La presión del alza de costos no llega solo por el insumo: en restaurantes y comida fuera del hogar pesa especialmente la estructura de gastos del sector. Por eso, cuando sube el salario mínimo, el impacto puede trasladarse con relativa rapidez al ticket final.

Según el IPA, las ciudades con el pollo asado más caro fueron Medellín ($52.660), Bogotá ($49.130) y Cartagena ($48.750). En el otro extremo, los precios más bajos se reportaron en Tunja ($35.620), Villavicencio ($41.300) y Cúcuta ($43.856).

Misryoum destaca que este comportamiento ayuda a entender por qué el precio del plato no necesariamente sigue el mismo ritmo que el pollo para cocinar en casa. Cuando cambia el costo laboral y los costos del servicio, el resultado suele verse reflejado en el consumo en establecimientos.

El incremento también se conectó con lo que ya venía anticipando el IPC de enero. Allí, el indicador de restaurantes y alimentos y bebidas no alcohólicas fue de los que más aportó a la variación mensual, en un escenario donde el consumo fuera del hogar tiene un peso alto.

Sobre las razones del repunte, Misryoum recoge explicaciones que apuntan a los costos laborales derivados del nuevo salario mínimo.. Aunque el precio del pollo como insumo para consumo en el hogar pudo mostrar variaciones en febrero, el pollo asado se mueve más por los costos del servicio que por el precio del ingrediente en sí.

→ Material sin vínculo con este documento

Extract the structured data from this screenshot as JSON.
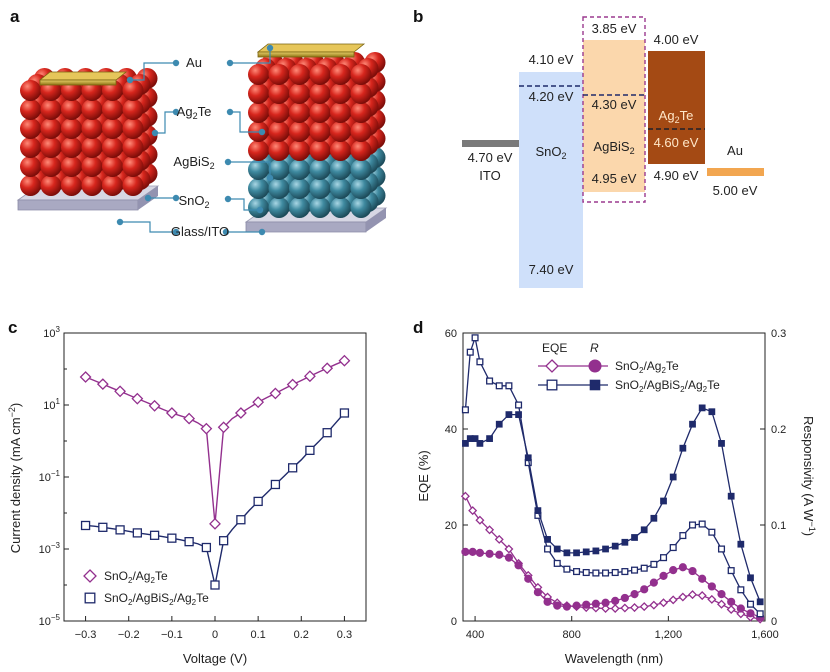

Además, se mencionó el papel de la reversión de promociones vistas en enero, junto con la presión de costos laborales e de insumos para el sector. En ese contexto, el mensaje es claro: el ajuste salarial y el funcionamiento del negocio terminan determinando el valor final.

Finalmente, Misryoum advierte que lo que ocurre en estas primeras semanas del año suele marcar una tendencia para el resto de los meses. Por eso, el seguimiento del IPC y de indicadores como el IPA se vuelve clave para medir cuánto puede seguir ajustándose el precio de un plato tan cotidiano.